So, for hashes in Ruby you can use hashrockets like this:
corned_beef = {
:ingredient1 => "beef",
:ingredient2 => "potatoes"
}
or the more concise json-ish style.
corned_beef = {
ingredient1: "beef",
ingredient2: "potatoes"
}
Is there a json-ish styled way to catch Ruby exceptions? The normal way is this:
begin
# ...blah blah...
rescue ActiveRecord::RecordNotFound => e
logger.debug { "Where's da beef?" }
rescue => e
logger.debug { "#{e.message}\nBacktrace Begin:\n #
{e.backtrace.join("\n")}" }
else
# ...blah blah...
end
I've started to hate seeing hashrockets in my code, even for this. Someone please educated me.
EDIT: For some reason, this has attracted comments from the kind of people who have code-religious arrogant condescending judgement. This is a forum for questions, if you don't like the question, kindly close your window. Ruby was optimized for programmer happiness. My question is seeking what I deem cleaner sexier code. What is not wanted is an expression of lots of opinions that do nothing toward helping achieve an answer. I am a good programmer with legacy code that has been in production serving billions and is probably older than most of you. Please stop shoveling pointless opinions if it doesn't answer the question. So far, it doesn't look like what I'm seeking exists. That's fine.

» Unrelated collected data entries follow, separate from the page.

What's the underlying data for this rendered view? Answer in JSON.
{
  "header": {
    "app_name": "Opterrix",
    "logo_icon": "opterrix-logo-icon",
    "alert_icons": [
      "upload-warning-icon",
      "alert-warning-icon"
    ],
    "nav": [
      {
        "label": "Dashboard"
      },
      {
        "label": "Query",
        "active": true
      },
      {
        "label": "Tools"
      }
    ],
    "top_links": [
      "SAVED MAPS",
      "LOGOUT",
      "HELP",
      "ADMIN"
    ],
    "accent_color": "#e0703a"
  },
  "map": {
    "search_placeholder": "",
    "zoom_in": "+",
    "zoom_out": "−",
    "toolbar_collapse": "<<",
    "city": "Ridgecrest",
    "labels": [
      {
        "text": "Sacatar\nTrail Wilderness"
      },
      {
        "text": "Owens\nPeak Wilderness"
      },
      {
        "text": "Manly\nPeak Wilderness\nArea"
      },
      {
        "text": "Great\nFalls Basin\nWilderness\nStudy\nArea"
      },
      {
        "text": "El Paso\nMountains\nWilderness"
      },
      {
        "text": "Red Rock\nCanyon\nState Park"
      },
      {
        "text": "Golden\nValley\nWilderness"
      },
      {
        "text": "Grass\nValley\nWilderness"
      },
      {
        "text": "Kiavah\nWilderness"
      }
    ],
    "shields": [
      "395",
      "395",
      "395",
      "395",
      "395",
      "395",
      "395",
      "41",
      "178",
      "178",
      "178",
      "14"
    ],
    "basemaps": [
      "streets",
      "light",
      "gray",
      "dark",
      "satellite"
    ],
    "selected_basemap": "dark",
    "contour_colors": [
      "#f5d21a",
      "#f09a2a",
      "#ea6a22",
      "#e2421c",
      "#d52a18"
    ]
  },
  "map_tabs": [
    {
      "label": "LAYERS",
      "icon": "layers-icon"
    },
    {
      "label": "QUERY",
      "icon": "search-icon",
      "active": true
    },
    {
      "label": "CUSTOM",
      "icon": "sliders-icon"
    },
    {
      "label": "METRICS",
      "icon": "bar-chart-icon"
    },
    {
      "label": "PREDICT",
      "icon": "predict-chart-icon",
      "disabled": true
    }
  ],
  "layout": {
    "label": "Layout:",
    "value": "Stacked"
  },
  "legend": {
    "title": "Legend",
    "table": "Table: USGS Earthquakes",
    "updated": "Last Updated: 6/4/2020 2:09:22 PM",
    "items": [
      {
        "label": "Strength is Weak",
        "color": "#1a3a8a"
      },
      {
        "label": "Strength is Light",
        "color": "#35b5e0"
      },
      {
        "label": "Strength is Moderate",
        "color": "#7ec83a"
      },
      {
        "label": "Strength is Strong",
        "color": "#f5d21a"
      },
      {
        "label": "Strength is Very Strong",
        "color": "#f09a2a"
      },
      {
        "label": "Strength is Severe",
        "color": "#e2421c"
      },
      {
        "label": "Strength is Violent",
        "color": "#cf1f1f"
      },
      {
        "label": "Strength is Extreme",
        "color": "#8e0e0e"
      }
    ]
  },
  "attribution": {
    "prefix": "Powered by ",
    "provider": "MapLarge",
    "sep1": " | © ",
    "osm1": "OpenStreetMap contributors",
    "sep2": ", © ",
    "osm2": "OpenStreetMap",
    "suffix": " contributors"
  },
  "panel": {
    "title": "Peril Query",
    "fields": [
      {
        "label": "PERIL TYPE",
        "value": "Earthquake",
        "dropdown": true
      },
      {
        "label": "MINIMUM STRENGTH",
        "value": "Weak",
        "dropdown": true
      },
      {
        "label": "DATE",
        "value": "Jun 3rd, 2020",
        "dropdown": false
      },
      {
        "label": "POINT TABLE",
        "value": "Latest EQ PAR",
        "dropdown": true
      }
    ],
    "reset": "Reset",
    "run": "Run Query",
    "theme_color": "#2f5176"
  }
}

If you absolutely want to get rid of it, you can fall back to some of Ruby's Global Variables, specifically
$!
The exception information message set by 'raise'.
$@
Array of backtrace of the last exception thrown.
begin
raise ArgumentError, 'Your argument is invalid'
rescue ArgumentError
puts "#{$!.message}\nBacktrace Begin:\n#{$@.join("\n")}"
# or
puts "#{$!.message}\nBacktrace Begin:\n#{$!.backtrace.join("\n")}"
end
I've never used any of the globals in an any real applications, so not sure what type of things you might want to watch out for (if multiple threads throwing different errors simultaneously* might be an issue, for example).